Former Southwest Airlines aircraft

The Boeing 737 Fireliner #137 is one of 6, which Coulson Aviation has purchased from Southwest Airlines.

The Coulson Aviation B737-3H4(WL) Air Tanker with registration N138CG, is almost 25 years old and first flew for Southwest Airlines (registration N608SW) from 1995 till 2017, before Coulson Aviation became the new owner of the older Boeing 737 variant.

The Air Tanker served first as a passenger aircraft and now has a complete other role as Coulson Aviation #137, by supporting firefighters on the ground during the Australian bushfire season. However, the Air Tanker combines its new role with its old role – transporting people and battling bushfires.

All six 737 Fireliners have the capacity to bomb bushfires with retardant, but also to move 63 passengers.
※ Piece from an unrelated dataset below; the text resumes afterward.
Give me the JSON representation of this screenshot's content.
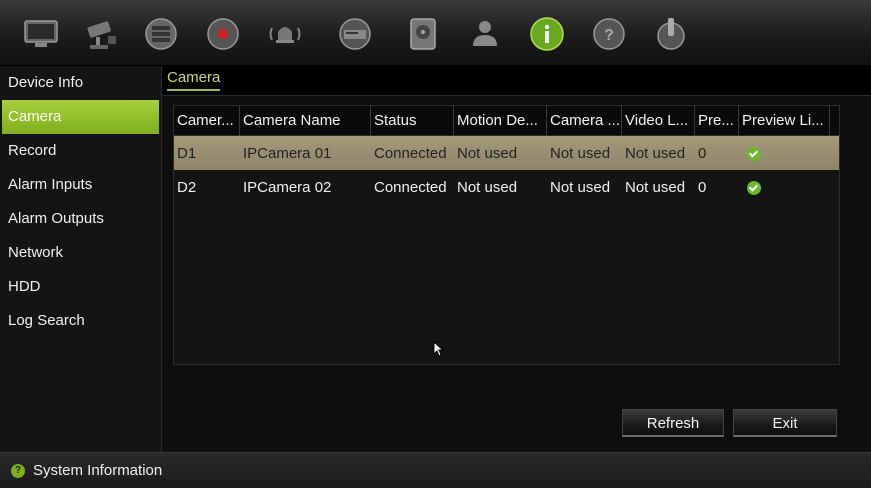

“We would be able to load up 63 firefighters, fly to a fire, off load them while we’re filling our tanks and go work together and move around strike teams like that. We’ll be the only air tanker in the world that can do that,” Britt Coulson – Co-President of the Coulson Group – said to Albernivalley News in 2017.

Coulson Aviation Boeing 737-3H4(WL) at Albury Airport. Photo: Bidgee / Wikimedia Commons

NSW Rural Fire Service

The pilots from Coulson Aviation USA are flying for the New South Wales Rural Fire Service (NSW RFS) and supporting the NSW RFS firefighters on the ground, which makes them a great team, on the ground and in the air.

The NWS RFS is a volunteer-based firefighting agency and statutory body of the Government of New South Wales and it’s the world’s largest volunteer fire service.

The NSW RFS is responsible for fire protection in 95% of the land area of New South Wales and the Jervis Bay Territory, while urban areas are the responsibility of Fire and Rescue NSW. The NSW RFS is the primary agency for responding to bushfires in the state.

In addition, the NSW RFS members attend a range of incidents and activities: bush and grass fires, house and structure fires, storm damage, search and rescue, vehicle fires, motor vehicle accidents, community education, bush fire mitigation, and a wide range of other emergencies, as well as providing preventative advice to local communities.

True heroes

To all the firefighters around the world, who are risking their lives while battling these fierce wildfires from the sky, but also from the ground and from the water, and who are protecting us against and saving us from fire – all we can do is give nothing less than our most deepest respect to all these brave men and women, for these are true heroes!